Before She Was a Global Superstar, Shakira Unified a Country Breaking at the Seams

When I told a Colombian friend that I was writing about Shakira he shook his head as he braced himself against the New York City cold. “I haven’t really listened to Shakira since she stopped producing rock music,” he said. I told him that was exactly what I was writing about—the Shakira that few Americans know existed.

Today, Shakira is an assortment of blonde tresses, sinuous hips, and a colossal voice tucked into a lithe, five-foot-two frame. Her identity is tethered to the word ‘pop’, usually preceded by “queen,” “titan,” and outfits that sheath her body like a second skin. She graced the world with “Hips Don’t Lie” in 2006, colored the South Africa World Cup with its official anthem in 2010, and she’s produced a stream of Hot 100 hits worldwide with household names like Rihanna and Beyonce, among others. Now she’ll be performing alongside Jennifer Lopez in a sweat-soaked football stadium during America’s most-watched television event.

But if you scour the niche corners of YouTube, digging into albums of the ’90s, you’ll come across an altogether different artist.
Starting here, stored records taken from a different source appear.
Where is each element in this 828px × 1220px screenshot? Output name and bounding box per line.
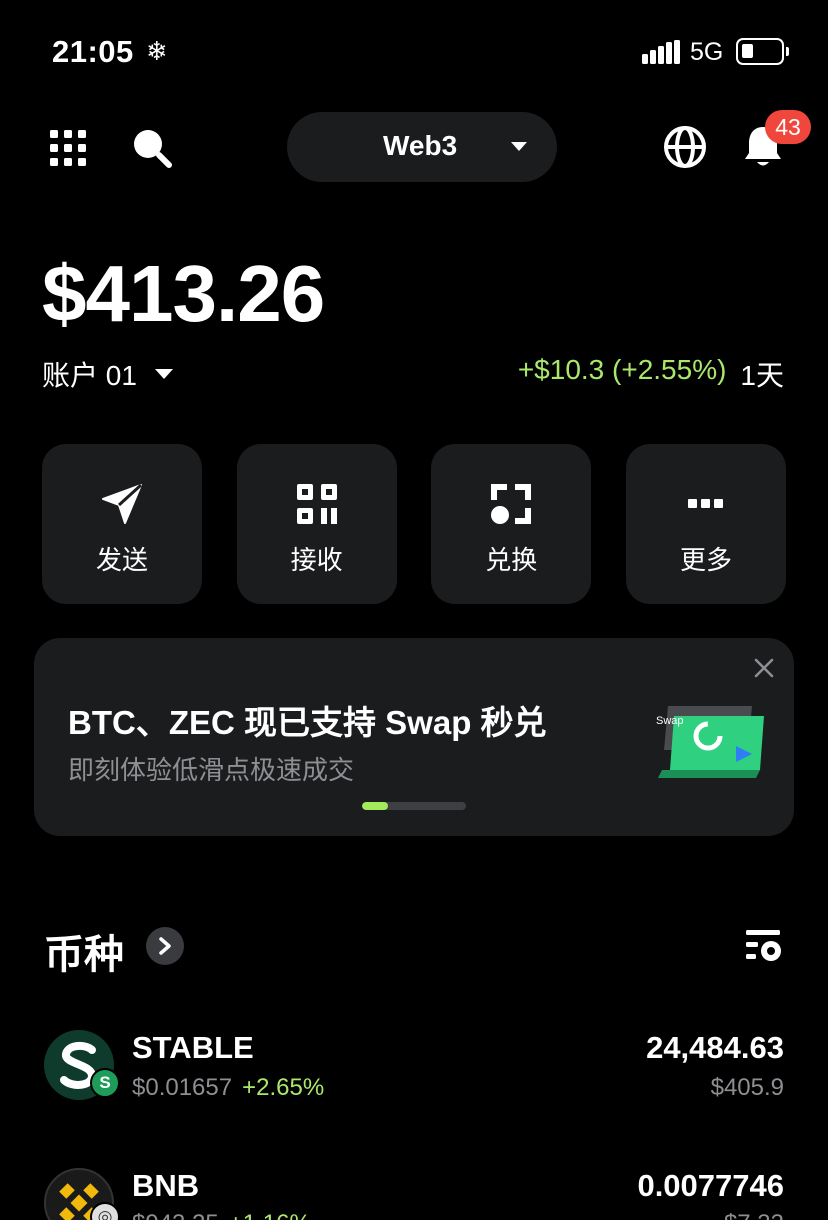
coin-symbol: BNB bbox=[132, 1168, 200, 1203]
total-balance: $413.26 bbox=[42, 249, 325, 338]
status-bar: 21:05 ❄ 5G bbox=[0, 0, 828, 100]
stable-chain-badge-icon: S bbox=[90, 1068, 120, 1098]
network-type: 5G bbox=[690, 38, 724, 66]
more-icon bbox=[684, 482, 728, 526]
send-button[interactable]: 发送 bbox=[42, 444, 202, 604]
banner-subtitle: 即刻体验低滑点极速成交 bbox=[68, 755, 355, 785]
swap-illustration-icon: Swap bbox=[656, 706, 764, 778]
swap-label: 兑换 bbox=[485, 545, 538, 575]
coin-amount: 0.0077746 bbox=[637, 1168, 784, 1203]
account-label: 账户 01 bbox=[42, 360, 137, 391]
cellular-signal-icon bbox=[642, 40, 680, 64]
coin-change: +2.65% bbox=[242, 1074, 325, 1101]
send-icon bbox=[100, 482, 144, 526]
pnl-summary[interactable]: +$10.3 (+2.55%) 1天 bbox=[518, 354, 784, 394]
banner-pager bbox=[362, 802, 466, 810]
coin-value: $7.33 bbox=[724, 1210, 784, 1220]
top-nav: Web3 43 bbox=[0, 110, 828, 184]
account-selector[interactable]: 账户 01 bbox=[42, 354, 173, 394]
quick-actions: 发送 接收 兑换 更多 bbox=[42, 444, 786, 604]
coin-price: $0.01657 bbox=[132, 1074, 233, 1101]
pnl-value: +$10.3 (+2.55%) bbox=[517, 354, 727, 385]
chevron-down-icon bbox=[154, 369, 173, 379]
bnb-chain-badge-icon: ◎ bbox=[90, 1202, 120, 1220]
coin-price-row: $0.01657 +2.65% bbox=[132, 1074, 324, 1102]
pnl-period: 1天 bbox=[740, 360, 784, 391]
coins-section-title: 币种 bbox=[44, 933, 124, 977]
status-time: 21:05 bbox=[52, 34, 134, 69]
coin-price: $943.25 bbox=[132, 1210, 219, 1220]
more-label: 更多 bbox=[679, 545, 732, 575]
notification-badge: 43 bbox=[765, 110, 811, 144]
qr-receive-icon bbox=[295, 482, 339, 526]
more-button[interactable]: 更多 bbox=[625, 444, 786, 604]
swap-button[interactable]: 兑换 bbox=[431, 444, 592, 604]
coin-change: +1.16% bbox=[229, 1210, 311, 1220]
chevron-down-icon bbox=[511, 142, 527, 151]
chevron-right-icon[interactable] bbox=[146, 927, 184, 965]
coin-value: $405.9 bbox=[710, 1074, 784, 1101]
search-icon[interactable] bbox=[130, 126, 174, 170]
receive-label: 接收 bbox=[290, 545, 343, 575]
banner-title: BTC、ZEC 现已支持 Swap 秒兑 bbox=[68, 704, 547, 741]
coin-amount: 24,484.63 bbox=[646, 1030, 784, 1065]
apps-grid-icon[interactable] bbox=[48, 128, 88, 168]
battery-icon bbox=[736, 38, 789, 65]
swap-icon bbox=[489, 482, 533, 526]
coin-symbol: STABLE bbox=[132, 1030, 254, 1065]
pager-active-dot bbox=[362, 802, 388, 810]
globe-icon[interactable] bbox=[662, 124, 708, 170]
filter-settings-icon[interactable] bbox=[744, 926, 784, 966]
close-icon[interactable] bbox=[752, 656, 776, 680]
receive-button[interactable]: 接收 bbox=[236, 444, 397, 604]
send-label: 发送 bbox=[95, 545, 148, 575]
coin-price-row: $943.25 +1.16% bbox=[132, 1210, 311, 1220]
list-item[interactable]: S STABLE $0.01657 +2.65% 24,484.63 $405.9 bbox=[0, 1024, 828, 1124]
banner-art-label: Swap bbox=[656, 715, 684, 727]
mode-label: Web3 bbox=[383, 130, 458, 161]
account-mode-selector[interactable]: Web3 bbox=[287, 112, 557, 182]
snowflake-icon: ❄ bbox=[146, 36, 168, 66]
list-item[interactable]: ◎ BNB $943.25 +1.16% 0.0077746 $7.33 bbox=[0, 1162, 828, 1220]
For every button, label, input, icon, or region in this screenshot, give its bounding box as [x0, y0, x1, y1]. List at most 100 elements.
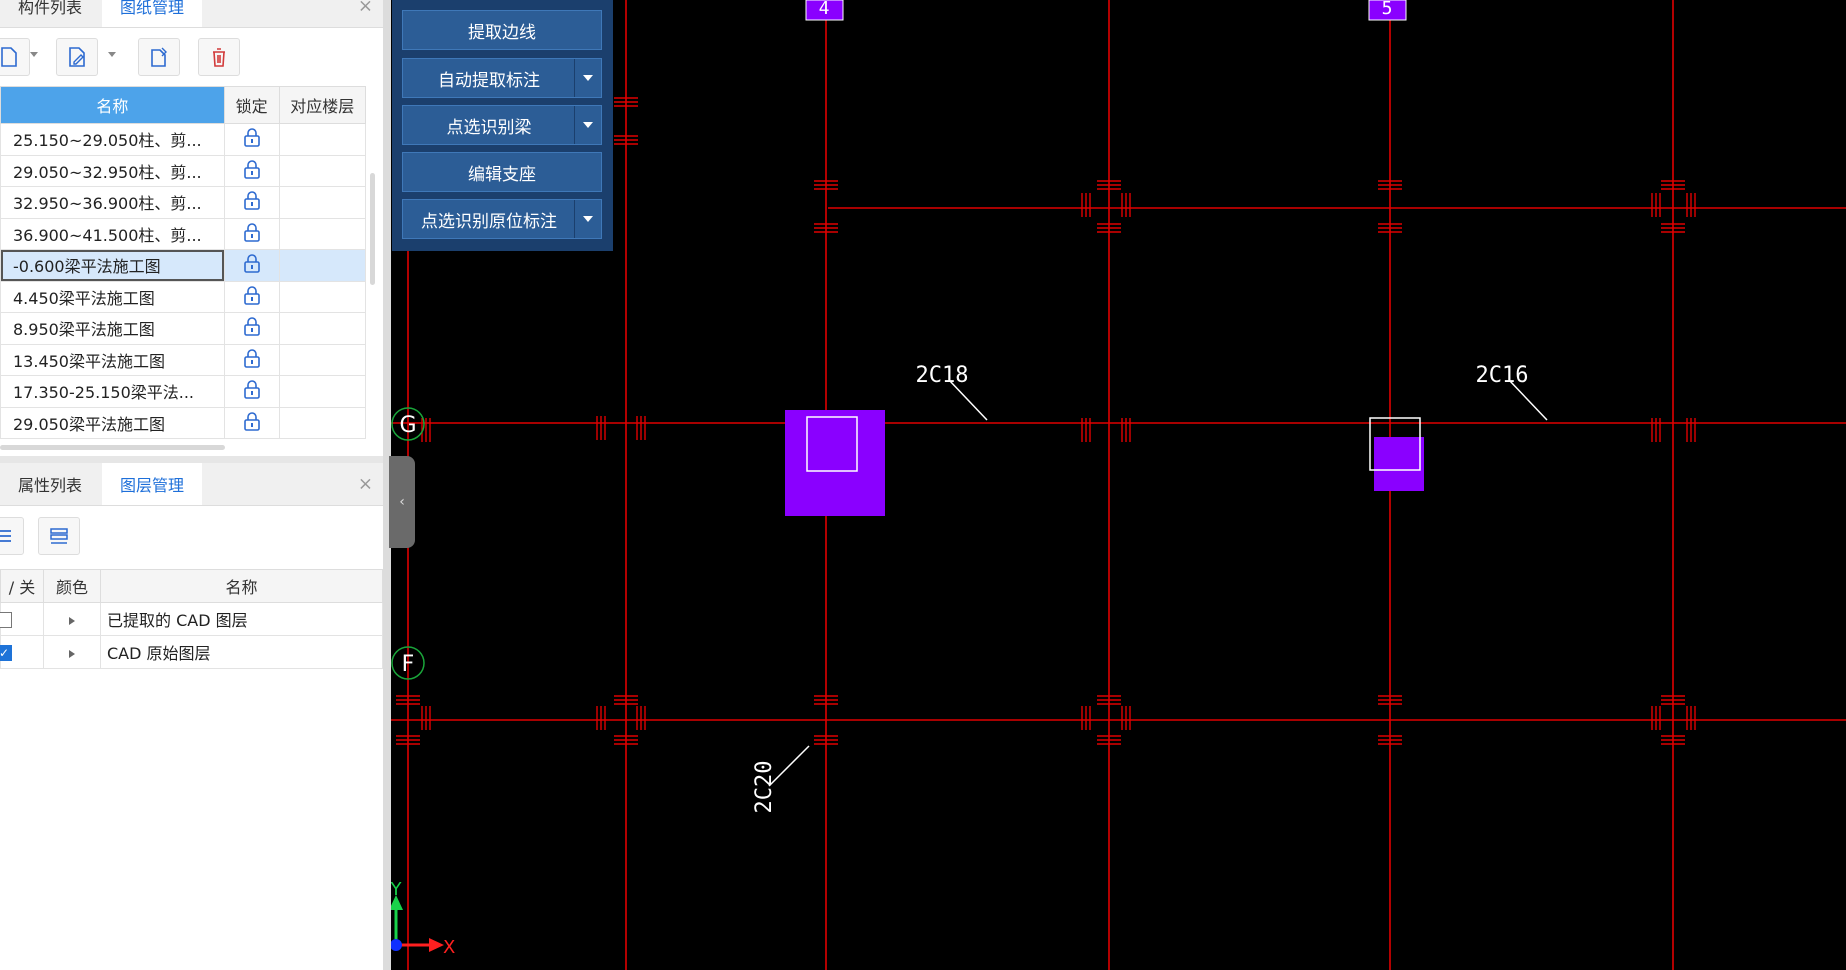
table-row[interactable]: 17.350-25.150梁平法... — [0, 375, 367, 408]
drawing-name-cell[interactable]: 29.050~32.950柱、剪... — [0, 154, 225, 187]
recognition-menu: 提取边线自动提取标注 点选识别梁编辑支座点选识别原位标注 — [392, 0, 613, 251]
dropdown-arrow-button[interactable] — [574, 59, 601, 97]
tab-layer-management[interactable]: 图层管理 — [102, 463, 202, 505]
menu-button-0[interactable]: 提取边线 — [402, 10, 602, 50]
sheet-toolbar — [0, 30, 383, 86]
lock-icon — [243, 128, 260, 148]
menu-button-2[interactable]: 点选识别梁 — [402, 105, 602, 145]
rebar-annotation[interactable]: 2C16 — [1476, 363, 1529, 388]
floor-cell[interactable] — [278, 406, 367, 439]
lock-toggle[interactable] — [223, 249, 280, 282]
export-drawing-button[interactable] — [138, 38, 180, 76]
lock-toggle[interactable] — [223, 280, 280, 313]
lock-icon — [243, 222, 260, 242]
file-add-icon — [1, 47, 17, 67]
layers-icon — [0, 530, 11, 542]
table-row[interactable]: 25.150~29.050柱、剪... — [0, 123, 367, 156]
menu-button-1[interactable]: 自动提取标注 — [402, 58, 602, 98]
drawing-name-cell[interactable]: 17.350-25.150梁平法... — [0, 375, 225, 408]
add-drawing-button[interactable] — [0, 38, 30, 76]
table-row[interactable]: 8.950梁平法施工图 — [0, 312, 367, 345]
menu-button-label: 编辑支座 — [468, 164, 536, 185]
column-element[interactable] — [785, 410, 885, 516]
floor-cell[interactable] — [278, 186, 367, 219]
lock-icon — [243, 191, 260, 211]
column-header-name[interactable]: 名称 — [0, 86, 225, 124]
table-row[interactable]: 13.450梁平法施工图 — [0, 343, 367, 376]
tab-drawing-management[interactable]: 图纸管理 — [102, 0, 202, 27]
lock-toggle[interactable] — [223, 217, 280, 250]
drawing-name-cell[interactable]: 4.450梁平法施工图 — [0, 280, 225, 313]
axis-label-4: 4 — [819, 0, 830, 19]
column-header-lock[interactable]: 锁定 — [223, 86, 280, 124]
collapse-panel-button[interactable]: ‹ — [389, 456, 415, 548]
lock-toggle[interactable] — [223, 123, 280, 156]
rebar-annotation[interactable]: 2C18 — [916, 363, 969, 388]
drawing-name-cell[interactable]: 25.150~29.050柱、剪... — [0, 123, 225, 156]
layer-row[interactable]: ✓ CAD 原始图层 — [0, 635, 383, 669]
table-row[interactable]: 36.900~41.500柱、剪... — [0, 217, 367, 250]
layer-visibility-checkbox[interactable]: ✓ — [0, 645, 12, 661]
drawing-name-cell[interactable]: 8.950梁平法施工图 — [0, 312, 225, 345]
layer-toggle-cell: ✓ — [0, 635, 44, 669]
floor-cell[interactable] — [278, 249, 367, 282]
floor-cell[interactable] — [278, 343, 367, 376]
table-row[interactable]: 4.450梁平法施工图 — [0, 280, 367, 313]
dropdown-arrow-button[interactable] — [574, 200, 601, 238]
horizontal-scrollbar[interactable] — [0, 445, 225, 450]
tab-component-list[interactable]: 构件列表 — [0, 0, 100, 27]
layer-list-button[interactable] — [38, 517, 80, 555]
vertical-scrollbar[interactable] — [370, 173, 375, 285]
menu-button-3[interactable]: 编辑支座 — [402, 152, 602, 192]
layer-name-cell[interactable]: CAD 原始图层 — [100, 635, 383, 669]
bottom-tabbar: 属性列表 图层管理 × — [0, 463, 383, 506]
trash-icon — [213, 48, 225, 67]
dropdown-arrow-button[interactable] — [574, 106, 601, 144]
layer-table: / 关 颜色 名称 已提取的 CAD 图层 ✓ CAD 原始图层 — [0, 569, 383, 669]
edit-drawing-button[interactable] — [56, 38, 98, 76]
layer-row[interactable]: 已提取的 CAD 图层 — [0, 602, 383, 636]
lock-toggle[interactable] — [223, 343, 280, 376]
layer-visibility-checkbox[interactable] — [0, 612, 12, 628]
lock-toggle[interactable] — [223, 406, 280, 439]
layer-tool-button[interactable] — [0, 517, 24, 555]
floor-cell[interactable] — [278, 217, 367, 250]
menu-button-4[interactable]: 点选识别原位标注 — [402, 199, 602, 239]
table-row[interactable]: 29.050~32.950柱、剪... — [0, 154, 367, 187]
delete-drawing-button[interactable] — [198, 38, 240, 76]
chevron-down-icon[interactable] — [30, 52, 38, 57]
floor-cell[interactable] — [278, 123, 367, 156]
column-element[interactable] — [1374, 437, 1424, 491]
floor-cell[interactable] — [278, 154, 367, 187]
drawing-name-cell[interactable]: 13.450梁平法施工图 — [0, 343, 225, 376]
layer-name-cell[interactable]: 已提取的 CAD 图层 — [100, 602, 383, 636]
lock-icon — [243, 380, 260, 400]
column-header-floor[interactable]: 对应楼层 — [278, 86, 367, 124]
lock-toggle[interactable] — [223, 375, 280, 408]
lock-toggle[interactable] — [223, 154, 280, 187]
lock-toggle[interactable] — [223, 312, 280, 345]
drawing-name-cell[interactable]: 32.950~36.900柱、剪... — [0, 186, 225, 219]
table-row[interactable]: 32.950~36.900柱、剪... — [0, 186, 367, 219]
rebar-annotation[interactable]: 2C20 — [752, 761, 777, 814]
table-row[interactable]: 29.050梁平法施工图 — [0, 406, 367, 439]
tab-property-list[interactable]: 属性列表 — [0, 463, 100, 505]
close-icon[interactable]: × — [358, 0, 373, 17]
drawing-name-cell[interactable]: -0.600梁平法施工图 — [0, 249, 225, 282]
floor-cell[interactable] — [278, 375, 367, 408]
close-icon[interactable]: × — [358, 474, 373, 495]
lock-toggle[interactable] — [223, 186, 280, 219]
floor-cell[interactable] — [278, 280, 367, 313]
expand-icon[interactable] — [69, 649, 75, 658]
drawing-table: 名称 锁定 对应楼层 25.150~29.050柱、剪... 29.050~32.… — [0, 86, 367, 439]
table-row[interactable]: -0.600梁平法施工图 — [0, 249, 367, 282]
drawing-name-cell[interactable]: 29.050梁平法施工图 — [0, 406, 225, 439]
panel-splitter[interactable] — [0, 456, 383, 463]
chevron-down-icon[interactable] — [108, 52, 116, 57]
expand-icon[interactable] — [69, 616, 75, 625]
menu-button-label: 点选识别原位标注 — [421, 211, 557, 232]
drawing-name-cell[interactable]: 36.900~41.500柱、剪... — [0, 217, 225, 250]
ucs-origin — [391, 939, 402, 951]
lock-icon — [243, 411, 260, 431]
floor-cell[interactable] — [278, 312, 367, 345]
Instead of a blonde pop icon with fleshy body suits, you’ll find a disheveled poet with mud crusting her hands, producing ’90s alt-rock miles away from the reggaeton collabs and pop bangers that awarded her a spot in the 54th Super Bowl.This is the Shakira of my Colombian childhood, back when I was five years old and Bogota trickled into the year 2000. Her mercurial hair was as dynamic as her music, one day a weeping black that melted into a burgundy red, another day braids woven with baby blue and ruddy fuchsia threads. Leather pants tucked into clunky black boots that vibrated against the floor as she strummed her guitar and blew life into a harmonica. Her soft-spoken Barranquilla accent contrasted the heavy eyeliner cradling her eyes. She was a rocker, yes. But beneath her gritty layers laid a soulful intelligence that held her country, and perhaps all of Latin America, in the palm of her hands.
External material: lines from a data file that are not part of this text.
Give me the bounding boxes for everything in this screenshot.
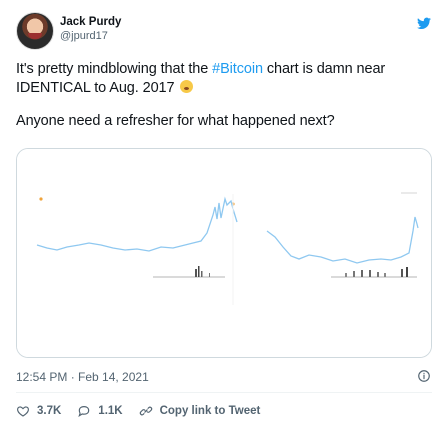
chart-background [17,149,431,357]
twitter-bird-icon[interactable] [416,15,432,31]
left-chart-marker [39,197,43,201]
tweet-divider [16,392,432,393]
right-volume-spike [345,273,347,277]
tweet-header: Jack Purdy @jpurd17 [16,10,432,52]
left-volume-spike [195,269,197,277]
link-icon [139,406,152,416]
tweet-actions: 3.7K 1.1K Copy link to Tweet [16,402,276,420]
left-chart-tiny-label: · [46,198,47,202]
left-volume-spike [198,266,200,277]
right-volume-spike [369,270,371,277]
like-button[interactable]: 3.7K [16,404,61,418]
tweet-body: It's pretty mindblowing that the #Bitcoi… [16,60,432,145]
heart-icon [17,406,29,417]
copy-link-label: Copy link to Tweet [159,405,261,417]
tweet-image[interactable]: · [16,148,432,358]
display-name[interactable]: Jack Purdy [60,15,121,29]
tweet-timestamp[interactable]: 12:54 PM · Feb 14, 2021 [16,370,149,384]
handle[interactable]: @jpurd17 [60,29,121,43]
bitcoin-chart-image: · [17,149,431,357]
like-count: 3.7K [37,405,62,417]
surprised-face-icon [180,80,194,93]
left-volume-spike [209,273,210,277]
tweet-paragraph-1: It's pretty mindblowing that the #Bitcoi… [16,60,432,98]
right-volume-spike [353,271,355,277]
left-volume-spike [201,271,203,277]
right-volume-spike [406,267,408,277]
reply-count: 1.1K [98,405,123,417]
right-volume-spike [401,269,403,277]
right-volume-spike [361,270,363,277]
copy-link-button[interactable]: Copy link to Tweet [139,404,261,418]
hashtag-link[interactable]: #Bitcoin [212,61,263,77]
info-icon[interactable] [417,369,431,383]
tweet-text-part: It's pretty mindblowing that the [16,61,213,77]
author-block[interactable]: Jack Purdy @jpurd17 [60,15,121,43]
right-volume-spike [377,272,379,277]
right-volume-spike [384,273,386,277]
tweet-card: Jack Purdy @jpurd17 It's pretty mindblow… [0,0,448,433]
reply-button[interactable]: 1.1K [77,404,123,418]
reply-bubble-icon [78,406,90,417]
avatar[interactable] [16,12,54,50]
tweet-paragraph-2: Anyone need a refresher for what happene… [16,113,335,129]
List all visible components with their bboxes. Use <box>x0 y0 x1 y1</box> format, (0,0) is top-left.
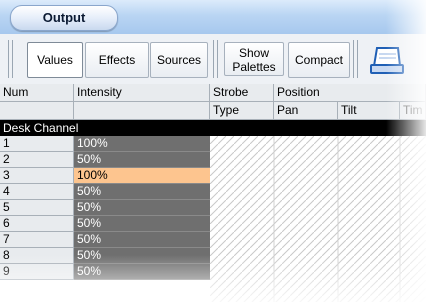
row-intensity[interactable]: 100% <box>74 136 210 152</box>
header-num[interactable]: Num <box>0 84 74 102</box>
table-row[interactable]: 1 100% <box>0 136 426 152</box>
table-row[interactable]: 4 50% <box>0 184 426 200</box>
tab-effects[interactable]: Effects <box>85 42 149 78</box>
show-palettes-line2: Palettes <box>232 60 276 74</box>
compact-button[interactable]: Compact <box>288 42 350 78</box>
show-palettes-line1: Show <box>238 46 270 60</box>
toolbar-grip-3[interactable] <box>353 40 358 78</box>
table-row[interactable]: 7 50% <box>0 232 426 248</box>
table-row[interactable]: 2 50% <box>0 152 426 168</box>
output-window: Output Values Effects Sources Show Palet… <box>0 0 426 302</box>
header-pan[interactable]: Pan <box>274 102 338 120</box>
table-row[interactable]: 6 50% <box>0 216 426 232</box>
row-num: 1 <box>0 136 74 152</box>
header-strobe[interactable]: Strobe <box>210 84 274 102</box>
header-type[interactable]: Type <box>210 102 274 120</box>
toolbar-grip[interactable] <box>8 40 13 78</box>
output-title-tab[interactable]: Output <box>10 5 118 31</box>
header-intensity-sub <box>74 102 210 120</box>
header-intensity[interactable]: Intensity <box>74 84 210 102</box>
row-intensity[interactable]: 50% <box>74 200 210 216</box>
row-intensity[interactable]: 50% <box>74 184 210 200</box>
table-row-selected[interactable]: 3 100% <box>0 168 426 184</box>
printer-icon[interactable] <box>368 44 406 76</box>
row-num: 8 <box>0 248 74 264</box>
window-title: Output <box>42 10 86 25</box>
header-tilt[interactable]: Tilt <box>338 102 400 120</box>
tab-values[interactable]: Values <box>27 42 83 78</box>
row-intensity[interactable]: 50% <box>74 248 210 264</box>
table-row[interactable]: 9 50% <box>0 264 426 280</box>
header-tim[interactable]: Tim <box>400 102 426 120</box>
header-position[interactable]: Position <box>274 84 426 102</box>
tab-sources[interactable]: Sources <box>150 42 208 78</box>
row-intensity[interactable]: 50% <box>74 264 210 280</box>
table-row[interactable]: 5 50% <box>0 200 426 216</box>
row-num: 9 <box>0 264 74 280</box>
row-num: 4 <box>0 184 74 200</box>
row-num: 6 <box>0 216 74 232</box>
table-row[interactable]: 8 50% <box>0 248 426 264</box>
toolbar: Values Effects Sources Show Palettes Com… <box>0 34 426 85</box>
row-intensity-selected[interactable]: 100% <box>74 168 210 184</box>
row-intensity[interactable]: 50% <box>74 152 210 168</box>
show-palettes-button[interactable]: Show Palettes <box>224 42 284 76</box>
row-num: 3 <box>0 168 74 184</box>
header-num-sub <box>0 102 74 120</box>
row-num: 7 <box>0 232 74 248</box>
row-intensity[interactable]: 50% <box>74 232 210 248</box>
row-num: 2 <box>0 152 74 168</box>
row-intensity[interactable]: 50% <box>74 216 210 232</box>
row-num: 5 <box>0 200 74 216</box>
toolbar-grip-2[interactable] <box>213 40 218 78</box>
title-bar: Output <box>0 0 426 35</box>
What made Shakira so special was that her music added optimism and unity to a nation that was breaking at the seams. Colombia in the ’90s was a bed of political turmoil. Even as Pablo Escobar’s drug cartel slowly dissolved, communist guerillas continued displacing families in the countryside, cultivating cocaine, and kidnapping the rich in purported Robin Hood endeavors to return money to the masses. Violence drove out an exodus of families to cities like Miami.